Latest version: 4.3.x
Change data format
In this example, we will show how to convert Kafka topics between the different formats supported by Lenses (JSON, AVRO and PROTOBUF).
In particular we will
- convert a JSON topic to AVRO
- convert an AVRO topic to PROTOBUF
Requirements
For this to work, Lenses has to know what the source topic schema is. Lenses can do this in one of three ways:
- through direct user action where the schema is manually set
- through inference; Lenses will try to infer the schema of a topic by looking at the topic data
- and lastly, if the topic is created through Lenses, the schema will be automatically set
Creating the JSON data
With the following SQL we can create our initial JSON topic:
CREATE TABLE car_speed_events_json(
_key.plate string
, speedMph int
, sensor.id string
, sensor.lat double
, sensor.long double
, event_time long
)
FORMAT (json, json);
to which we can add data using:
INSERT INTO car_speed_events_json (
_key.plate
, speedMph
, sensor.id
, sensor.lat
, sensor.long
, event_time
) VALUES
("20-GH-38", 50, "sensor_1", 45.1241, 1.177, 1591970345),
("20-VL-12", 30, "sensor_1", 45.1241, 1.177, 1591970345),
("20-JH-98", 90, "sensor_1", 45.1241, 1.177, 1591970345);
It can be quickly verified that the format of our newly created topic is JSON for both key and value
by searching our topic car_speed_events_json
in our explore view.
Converting from JSON to AVRO
To create a new topic with AVRO format, we can create a processor that will copy the data from our original topic to a new topic, changing the format in the process.
To do this, we start by going to Apps > New App > SQL Processor
(or SQL Processors > New SQL Processor
if you
are in Lenses < 5.0) and defining our processor with
the following code:
SET defaults.topic.autocreate=true;
INSERT INTO car_speed_events_avro
STORE
KEY AS AVRO
VALUE AS AVRO
SELECT STREAM *
FROM car_speed_events_json;
Notice the addition of STORE KEY AS AVRO VALULE AS AVRO
. This statement will tell our processor
which format we want each facet (key or value) to be stored as.
Hitting “Create New Processor” will start a new processor.

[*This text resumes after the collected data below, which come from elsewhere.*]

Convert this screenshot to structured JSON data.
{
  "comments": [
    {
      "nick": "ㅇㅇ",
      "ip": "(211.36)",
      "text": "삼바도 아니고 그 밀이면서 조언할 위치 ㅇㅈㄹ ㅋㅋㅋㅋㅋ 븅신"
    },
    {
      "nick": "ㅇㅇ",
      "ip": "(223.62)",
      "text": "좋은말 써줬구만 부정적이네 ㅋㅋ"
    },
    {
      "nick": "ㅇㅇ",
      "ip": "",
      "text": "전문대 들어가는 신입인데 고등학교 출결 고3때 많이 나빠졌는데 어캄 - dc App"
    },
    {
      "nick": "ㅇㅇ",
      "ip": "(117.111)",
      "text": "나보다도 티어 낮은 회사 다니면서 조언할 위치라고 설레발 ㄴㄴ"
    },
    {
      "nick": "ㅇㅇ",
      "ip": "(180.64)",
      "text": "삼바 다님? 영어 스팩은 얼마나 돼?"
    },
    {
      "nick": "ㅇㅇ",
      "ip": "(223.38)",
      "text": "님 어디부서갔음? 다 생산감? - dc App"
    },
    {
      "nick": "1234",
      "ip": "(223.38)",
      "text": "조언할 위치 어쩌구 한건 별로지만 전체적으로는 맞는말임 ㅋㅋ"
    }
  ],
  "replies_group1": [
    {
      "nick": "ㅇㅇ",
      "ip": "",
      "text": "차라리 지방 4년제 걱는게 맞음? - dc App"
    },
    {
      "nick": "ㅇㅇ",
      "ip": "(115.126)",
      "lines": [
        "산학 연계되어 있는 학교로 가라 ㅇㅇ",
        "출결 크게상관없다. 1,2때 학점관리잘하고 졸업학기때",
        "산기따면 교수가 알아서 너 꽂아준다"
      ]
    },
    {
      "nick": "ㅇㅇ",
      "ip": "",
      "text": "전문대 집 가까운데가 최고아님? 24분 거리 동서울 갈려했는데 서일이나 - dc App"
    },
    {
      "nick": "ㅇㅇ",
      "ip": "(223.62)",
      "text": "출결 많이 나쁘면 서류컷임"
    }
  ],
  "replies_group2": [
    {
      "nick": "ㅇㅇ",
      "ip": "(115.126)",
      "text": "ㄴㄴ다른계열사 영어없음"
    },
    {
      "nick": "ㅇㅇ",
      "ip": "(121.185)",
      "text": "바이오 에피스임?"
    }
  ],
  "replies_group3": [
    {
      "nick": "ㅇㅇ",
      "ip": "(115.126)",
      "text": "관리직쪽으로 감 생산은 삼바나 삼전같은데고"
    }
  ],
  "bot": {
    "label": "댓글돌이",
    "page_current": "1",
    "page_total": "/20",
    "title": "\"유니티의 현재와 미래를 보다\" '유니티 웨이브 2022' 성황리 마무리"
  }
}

We can see the events were added and from now on, Lenses will keep pushing
any new events added to car_speed_events_avro
into car_speed_events_avro
.
From the Explore
section, we can verify that the format of car_speed_events_avro
is (AVRO, AVRO)
, and that
the generated AVRO schema is
{
"type": "record",
"name": "record",
"fields": [
{
"name": "plate",
"type": "string"
}
]
}
for the key, and
{
"type": "record",
"name": "record0",
"fields": [
{
"name": "speedMph",
"type": "int"
},
{
"name": "sensor",
"type": {
"type": "record",
"name": "record",
"fields": [
{
"name": "id",
"type": "string"
},
{
"name": "lat",
"type": "double"
},
{
"name": "long",
"type": "double"
}
]
}
},
{
"name": "event_time",
"type": "long"
}
]
}
for the value.
Converting from AVRO to PROTOBUF
We will now convert the AVRO topic just created to PROTOBUF, natively supported by Lenses from version 5.0.
As before, we are going to create a processor that simply copies data, changing the format of both facets to PROTOBUF:
SET defaults.topic.autocreate=true;
INSERT INTO car_speed_events_protobuf
STORE
KEY AS PROTOBUF
VALUE AS PROTOBUF
SELECT STREAM *
FROM car_speed_events_avro;
After the creating and starting the processor, we will see that data is produced into the car_speed_events_protobuf
topic.
We can again verify that the format of our new topic is PROTOBUF for both the key and value facets from the Explore
section.
The protobuf schemas generated by Lenses will be
syntax = "proto3";
package io.lenses.schema;
message record {
string plate = 1;
}
for the key, and
syntax = "proto3";
package io.lenses.schema;
message record0 {
int32 speedMph = 1;
record sensor = 2;
int64 event_time = 3;
}
message record {
string id = 1;
double lat = 2;
double long = 3;
}
for the value.